Syllabus Lesson 59 of 239 · Pythonic Code, Testing & Capstone
Pythonic Code, Testing & Capstone

EAFP, Truthiness, and the Mutable Default Trap

This lesson collects three idioms that separate beginner code from mid-tier code. The last one is a real bug that bites almost everyone once.

EAFP vs LBYL

Python prefers EAFP: Easier to Ask Forgiveness than Permission. Instead of checking first (Look Before You Leap), you try the operation and catch the failure:

# LBYL (more brittle)
if "age" in data:
    age = data["age"]
else:
    age = 0

# EAFP (pythonic)
try:
    age = data["age"]
except KeyError:
    age = 0

# or just
age = data.get("age", 0)

Truthiness

Empty containers, 0, "", and None are all falsy. So you rarely compare to them explicitly:

# instead of: if len(items) > 0:
if items:
    print("has items")

# instead of: if name != "":
if name:
    print("has a name")

The mutable default argument trap

A default argument is evaluated once, when the function is defined, not each time it is called. So a mutable default like [] is shared across every call.

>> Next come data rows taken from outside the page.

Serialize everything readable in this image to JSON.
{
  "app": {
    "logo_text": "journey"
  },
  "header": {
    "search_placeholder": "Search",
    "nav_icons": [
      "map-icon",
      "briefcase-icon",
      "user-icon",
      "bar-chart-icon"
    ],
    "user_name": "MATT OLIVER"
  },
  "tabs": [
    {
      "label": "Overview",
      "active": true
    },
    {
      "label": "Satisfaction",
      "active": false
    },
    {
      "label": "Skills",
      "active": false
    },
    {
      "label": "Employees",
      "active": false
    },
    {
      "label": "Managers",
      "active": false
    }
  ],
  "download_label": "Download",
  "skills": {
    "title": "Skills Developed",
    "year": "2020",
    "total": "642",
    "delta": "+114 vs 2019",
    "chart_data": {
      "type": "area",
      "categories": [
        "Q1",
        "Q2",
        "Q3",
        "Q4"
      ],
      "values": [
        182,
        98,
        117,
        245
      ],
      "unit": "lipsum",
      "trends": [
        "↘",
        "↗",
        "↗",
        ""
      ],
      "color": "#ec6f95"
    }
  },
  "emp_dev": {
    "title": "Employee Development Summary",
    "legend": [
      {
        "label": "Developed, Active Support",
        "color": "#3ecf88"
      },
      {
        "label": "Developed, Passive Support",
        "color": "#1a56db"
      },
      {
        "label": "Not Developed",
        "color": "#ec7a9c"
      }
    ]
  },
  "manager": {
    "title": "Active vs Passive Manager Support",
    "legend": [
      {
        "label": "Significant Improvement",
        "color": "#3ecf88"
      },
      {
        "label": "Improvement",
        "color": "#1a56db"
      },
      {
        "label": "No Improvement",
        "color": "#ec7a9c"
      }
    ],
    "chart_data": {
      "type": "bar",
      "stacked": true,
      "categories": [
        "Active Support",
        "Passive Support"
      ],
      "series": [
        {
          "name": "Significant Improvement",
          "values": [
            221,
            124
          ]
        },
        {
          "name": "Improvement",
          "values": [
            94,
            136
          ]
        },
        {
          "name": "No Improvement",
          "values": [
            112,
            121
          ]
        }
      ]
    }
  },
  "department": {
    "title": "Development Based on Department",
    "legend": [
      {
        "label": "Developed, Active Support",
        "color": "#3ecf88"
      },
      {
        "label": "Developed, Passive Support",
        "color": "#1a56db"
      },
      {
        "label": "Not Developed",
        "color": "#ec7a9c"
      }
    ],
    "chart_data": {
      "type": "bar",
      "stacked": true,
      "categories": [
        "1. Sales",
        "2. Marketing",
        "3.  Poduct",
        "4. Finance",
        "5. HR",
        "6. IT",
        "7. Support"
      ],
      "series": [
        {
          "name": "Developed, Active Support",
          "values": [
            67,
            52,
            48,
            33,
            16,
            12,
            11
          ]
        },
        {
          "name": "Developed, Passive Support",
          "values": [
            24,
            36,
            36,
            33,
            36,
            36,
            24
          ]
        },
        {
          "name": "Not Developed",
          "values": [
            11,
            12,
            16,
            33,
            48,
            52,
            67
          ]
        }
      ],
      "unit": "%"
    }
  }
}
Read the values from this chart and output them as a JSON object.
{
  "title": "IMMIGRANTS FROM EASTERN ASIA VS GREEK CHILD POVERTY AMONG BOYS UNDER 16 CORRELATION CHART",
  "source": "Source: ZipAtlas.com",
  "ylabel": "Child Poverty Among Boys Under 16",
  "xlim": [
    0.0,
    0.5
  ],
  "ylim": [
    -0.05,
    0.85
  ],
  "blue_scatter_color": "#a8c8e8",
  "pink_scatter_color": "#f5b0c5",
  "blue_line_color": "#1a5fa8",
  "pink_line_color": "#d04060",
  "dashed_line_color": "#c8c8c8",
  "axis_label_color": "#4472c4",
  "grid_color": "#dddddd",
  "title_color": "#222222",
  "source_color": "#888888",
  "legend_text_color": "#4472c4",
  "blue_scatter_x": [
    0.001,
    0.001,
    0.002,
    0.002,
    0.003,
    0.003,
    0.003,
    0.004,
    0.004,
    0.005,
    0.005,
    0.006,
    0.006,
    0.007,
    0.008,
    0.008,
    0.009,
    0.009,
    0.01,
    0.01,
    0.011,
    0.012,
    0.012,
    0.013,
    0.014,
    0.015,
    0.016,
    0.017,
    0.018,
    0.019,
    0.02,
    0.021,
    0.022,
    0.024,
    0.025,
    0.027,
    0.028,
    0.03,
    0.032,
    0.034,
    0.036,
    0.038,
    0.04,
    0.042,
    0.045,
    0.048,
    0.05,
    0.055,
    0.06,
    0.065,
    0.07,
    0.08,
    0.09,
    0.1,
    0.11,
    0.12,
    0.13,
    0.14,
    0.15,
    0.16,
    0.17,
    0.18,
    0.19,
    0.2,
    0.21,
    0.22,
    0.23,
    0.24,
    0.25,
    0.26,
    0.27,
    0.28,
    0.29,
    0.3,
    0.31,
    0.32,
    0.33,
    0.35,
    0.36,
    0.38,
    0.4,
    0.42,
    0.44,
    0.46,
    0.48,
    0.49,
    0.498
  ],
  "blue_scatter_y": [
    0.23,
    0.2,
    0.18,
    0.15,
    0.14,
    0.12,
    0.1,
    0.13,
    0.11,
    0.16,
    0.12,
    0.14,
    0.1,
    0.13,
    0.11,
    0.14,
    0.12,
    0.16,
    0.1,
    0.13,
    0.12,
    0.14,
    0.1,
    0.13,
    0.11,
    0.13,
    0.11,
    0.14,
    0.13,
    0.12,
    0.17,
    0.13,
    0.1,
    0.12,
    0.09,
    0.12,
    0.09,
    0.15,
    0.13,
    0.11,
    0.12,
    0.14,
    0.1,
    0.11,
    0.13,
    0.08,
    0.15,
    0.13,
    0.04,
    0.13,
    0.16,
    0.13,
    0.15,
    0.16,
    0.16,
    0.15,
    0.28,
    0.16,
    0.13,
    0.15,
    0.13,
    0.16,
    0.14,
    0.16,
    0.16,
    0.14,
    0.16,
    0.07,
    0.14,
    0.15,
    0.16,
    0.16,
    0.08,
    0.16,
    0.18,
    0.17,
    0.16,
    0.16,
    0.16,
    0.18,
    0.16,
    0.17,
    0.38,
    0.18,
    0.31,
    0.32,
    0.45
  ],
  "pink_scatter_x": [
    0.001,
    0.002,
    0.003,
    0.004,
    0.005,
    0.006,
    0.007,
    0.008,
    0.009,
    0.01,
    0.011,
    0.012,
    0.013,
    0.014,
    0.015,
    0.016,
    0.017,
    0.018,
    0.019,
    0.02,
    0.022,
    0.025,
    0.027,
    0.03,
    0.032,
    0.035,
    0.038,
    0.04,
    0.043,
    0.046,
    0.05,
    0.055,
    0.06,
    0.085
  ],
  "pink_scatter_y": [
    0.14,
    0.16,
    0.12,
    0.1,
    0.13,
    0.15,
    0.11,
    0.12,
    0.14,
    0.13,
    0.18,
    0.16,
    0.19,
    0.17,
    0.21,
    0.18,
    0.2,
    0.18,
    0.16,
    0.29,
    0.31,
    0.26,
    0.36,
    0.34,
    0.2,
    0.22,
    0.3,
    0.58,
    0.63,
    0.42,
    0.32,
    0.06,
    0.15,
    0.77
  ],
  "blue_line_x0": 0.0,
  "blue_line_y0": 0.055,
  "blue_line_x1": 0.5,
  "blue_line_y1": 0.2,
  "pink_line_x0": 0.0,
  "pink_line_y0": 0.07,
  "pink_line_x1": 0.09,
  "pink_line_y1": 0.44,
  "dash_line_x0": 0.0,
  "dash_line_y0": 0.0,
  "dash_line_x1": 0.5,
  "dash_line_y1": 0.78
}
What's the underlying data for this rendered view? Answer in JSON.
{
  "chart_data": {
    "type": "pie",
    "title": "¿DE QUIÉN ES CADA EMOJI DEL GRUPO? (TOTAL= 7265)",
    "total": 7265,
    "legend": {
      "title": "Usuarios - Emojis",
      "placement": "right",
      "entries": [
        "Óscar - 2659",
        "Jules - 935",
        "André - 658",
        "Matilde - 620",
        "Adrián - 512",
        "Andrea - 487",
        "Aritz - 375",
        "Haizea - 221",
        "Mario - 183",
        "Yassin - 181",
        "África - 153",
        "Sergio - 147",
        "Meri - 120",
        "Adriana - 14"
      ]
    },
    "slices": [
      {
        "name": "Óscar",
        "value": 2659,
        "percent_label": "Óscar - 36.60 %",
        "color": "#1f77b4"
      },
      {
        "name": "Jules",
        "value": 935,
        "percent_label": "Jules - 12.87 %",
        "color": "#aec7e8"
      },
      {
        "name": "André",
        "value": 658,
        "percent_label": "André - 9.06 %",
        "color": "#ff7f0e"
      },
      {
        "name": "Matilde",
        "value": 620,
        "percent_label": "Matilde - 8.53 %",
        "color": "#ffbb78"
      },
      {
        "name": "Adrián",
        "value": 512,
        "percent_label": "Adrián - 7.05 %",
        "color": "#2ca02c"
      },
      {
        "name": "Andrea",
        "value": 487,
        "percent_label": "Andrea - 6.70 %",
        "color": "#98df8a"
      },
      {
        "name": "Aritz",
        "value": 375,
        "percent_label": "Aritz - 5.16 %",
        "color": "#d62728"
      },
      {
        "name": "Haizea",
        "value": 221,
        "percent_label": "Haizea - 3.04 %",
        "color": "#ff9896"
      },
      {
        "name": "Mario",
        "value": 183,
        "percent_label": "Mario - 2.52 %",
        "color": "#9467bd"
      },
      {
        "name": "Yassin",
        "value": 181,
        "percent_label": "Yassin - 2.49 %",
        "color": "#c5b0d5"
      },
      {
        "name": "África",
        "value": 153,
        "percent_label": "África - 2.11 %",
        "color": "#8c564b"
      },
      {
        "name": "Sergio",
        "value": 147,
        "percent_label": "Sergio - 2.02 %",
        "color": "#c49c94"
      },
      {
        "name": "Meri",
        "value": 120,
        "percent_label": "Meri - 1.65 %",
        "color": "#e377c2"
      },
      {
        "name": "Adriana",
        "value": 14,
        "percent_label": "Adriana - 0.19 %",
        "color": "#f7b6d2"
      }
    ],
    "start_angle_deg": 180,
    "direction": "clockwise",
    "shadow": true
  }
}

Watch this go wrong:

# BUG: the list persists between calls
def add_item(item, bucket=[]):
    bucket.append(item)
    return bucket

add_item("a")  # ['a']
add_item("b")  # ['a', 'b']  -- not what you wanted!

The fix is the standard None sentinel pattern: default to None, then create a fresh list inside:

def add_item(item, bucket=None):
    if bucket is None:
        bucket = []
    bucket.append(item)
    return bucket

Now each call with no bucket starts fresh.

Your turn

Fix the trap. Write add_item(item, bucket=None) that appends item to bucket and returns it, but creates a brand new list when no bucket is passed, so separate calls do not share state. Use the if bucket is None: pattern.